Ability to analyse stereochemical problems and provide synthetic solutions.

The module will be assessed by a combination of coursework (20%) and written examination (80%). Coursework will be broken down into 2 short, problem-based pieces of work (10% each).

Alkene Functionalisations

Introduction to advanced asymmetric synthesis. Stereoselective functionalisations of double bonds: Briefly revising Sharpless AE and ADH, Jacobsen (year 3), then introduction of other electrophilic reagents including selenium- and iodine-based compounds.

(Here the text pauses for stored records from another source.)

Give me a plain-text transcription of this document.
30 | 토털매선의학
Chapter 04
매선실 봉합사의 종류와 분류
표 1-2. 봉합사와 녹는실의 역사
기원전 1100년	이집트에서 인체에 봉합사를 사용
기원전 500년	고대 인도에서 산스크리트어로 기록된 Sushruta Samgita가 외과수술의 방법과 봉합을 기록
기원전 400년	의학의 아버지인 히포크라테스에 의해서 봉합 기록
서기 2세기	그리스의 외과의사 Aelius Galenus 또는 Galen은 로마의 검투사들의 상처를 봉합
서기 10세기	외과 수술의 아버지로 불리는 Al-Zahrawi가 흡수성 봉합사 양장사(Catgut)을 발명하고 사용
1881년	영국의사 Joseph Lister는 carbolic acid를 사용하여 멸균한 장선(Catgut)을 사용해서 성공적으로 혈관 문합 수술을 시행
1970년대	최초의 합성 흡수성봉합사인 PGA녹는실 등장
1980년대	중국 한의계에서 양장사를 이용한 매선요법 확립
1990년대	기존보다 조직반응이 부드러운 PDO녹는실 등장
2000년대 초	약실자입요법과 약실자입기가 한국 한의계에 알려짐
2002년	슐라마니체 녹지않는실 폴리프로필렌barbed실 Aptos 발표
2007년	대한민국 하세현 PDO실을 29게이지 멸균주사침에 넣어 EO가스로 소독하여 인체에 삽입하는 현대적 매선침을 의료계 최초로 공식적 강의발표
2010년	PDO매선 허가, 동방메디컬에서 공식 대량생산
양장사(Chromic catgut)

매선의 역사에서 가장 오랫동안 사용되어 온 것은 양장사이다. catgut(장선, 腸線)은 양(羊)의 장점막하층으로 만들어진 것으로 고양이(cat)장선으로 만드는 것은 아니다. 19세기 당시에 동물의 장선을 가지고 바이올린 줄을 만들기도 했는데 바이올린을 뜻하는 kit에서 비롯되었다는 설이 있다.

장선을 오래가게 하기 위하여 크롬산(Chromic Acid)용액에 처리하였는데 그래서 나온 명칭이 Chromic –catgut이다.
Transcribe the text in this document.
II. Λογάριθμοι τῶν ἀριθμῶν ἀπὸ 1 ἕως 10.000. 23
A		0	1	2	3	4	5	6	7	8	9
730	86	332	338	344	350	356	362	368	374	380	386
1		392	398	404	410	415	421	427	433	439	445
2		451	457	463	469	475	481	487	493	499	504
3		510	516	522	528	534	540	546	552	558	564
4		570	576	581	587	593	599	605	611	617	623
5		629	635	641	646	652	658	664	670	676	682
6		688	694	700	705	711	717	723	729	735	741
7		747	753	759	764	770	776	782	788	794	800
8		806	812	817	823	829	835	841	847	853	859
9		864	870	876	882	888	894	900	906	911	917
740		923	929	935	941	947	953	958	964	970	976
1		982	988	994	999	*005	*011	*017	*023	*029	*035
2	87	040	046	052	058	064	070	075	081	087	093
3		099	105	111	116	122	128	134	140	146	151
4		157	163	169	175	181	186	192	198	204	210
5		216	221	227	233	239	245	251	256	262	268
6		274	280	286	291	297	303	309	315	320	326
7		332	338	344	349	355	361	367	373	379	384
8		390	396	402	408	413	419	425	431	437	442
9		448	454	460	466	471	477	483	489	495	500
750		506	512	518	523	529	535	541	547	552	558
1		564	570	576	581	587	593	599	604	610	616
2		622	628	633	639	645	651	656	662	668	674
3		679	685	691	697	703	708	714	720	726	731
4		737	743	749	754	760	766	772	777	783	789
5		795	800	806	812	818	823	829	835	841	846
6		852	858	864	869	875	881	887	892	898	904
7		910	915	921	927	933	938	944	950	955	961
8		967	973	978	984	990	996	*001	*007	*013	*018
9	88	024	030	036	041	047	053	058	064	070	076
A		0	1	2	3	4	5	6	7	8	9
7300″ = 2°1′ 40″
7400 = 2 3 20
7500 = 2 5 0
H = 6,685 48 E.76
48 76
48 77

Enabling Tools for Organic Synthesis

As synthesis moves in to the modern era so too does the way in which chemists can conduct chemistry. This part of the course introduces the technical considerations needed for using existing and futuristic synthesis tools such as microwave reactors, photochemical reactors, electrochemistry and continuous flow chemistry. Important factors are being considered when conducting reactions using these methods, there will also be a strong focus on the types of synthetic chemistry suited to these modes.

Rearrangements

The pinacol and semipinacol rearrangement, with a focus on applications to target synthesis. Rearrangements of organoboron compounds, focusing on the migration of alkyl groups from boron to carbon. Migration to electron-deficient nitrogen and oxygen (Baeyer-Villiger, Beckmann, Curtius and related rearrangements).

An indicative reading and resource list will be provided in the first lecture.

An indicative reading and resource list will be provided in the first lecture.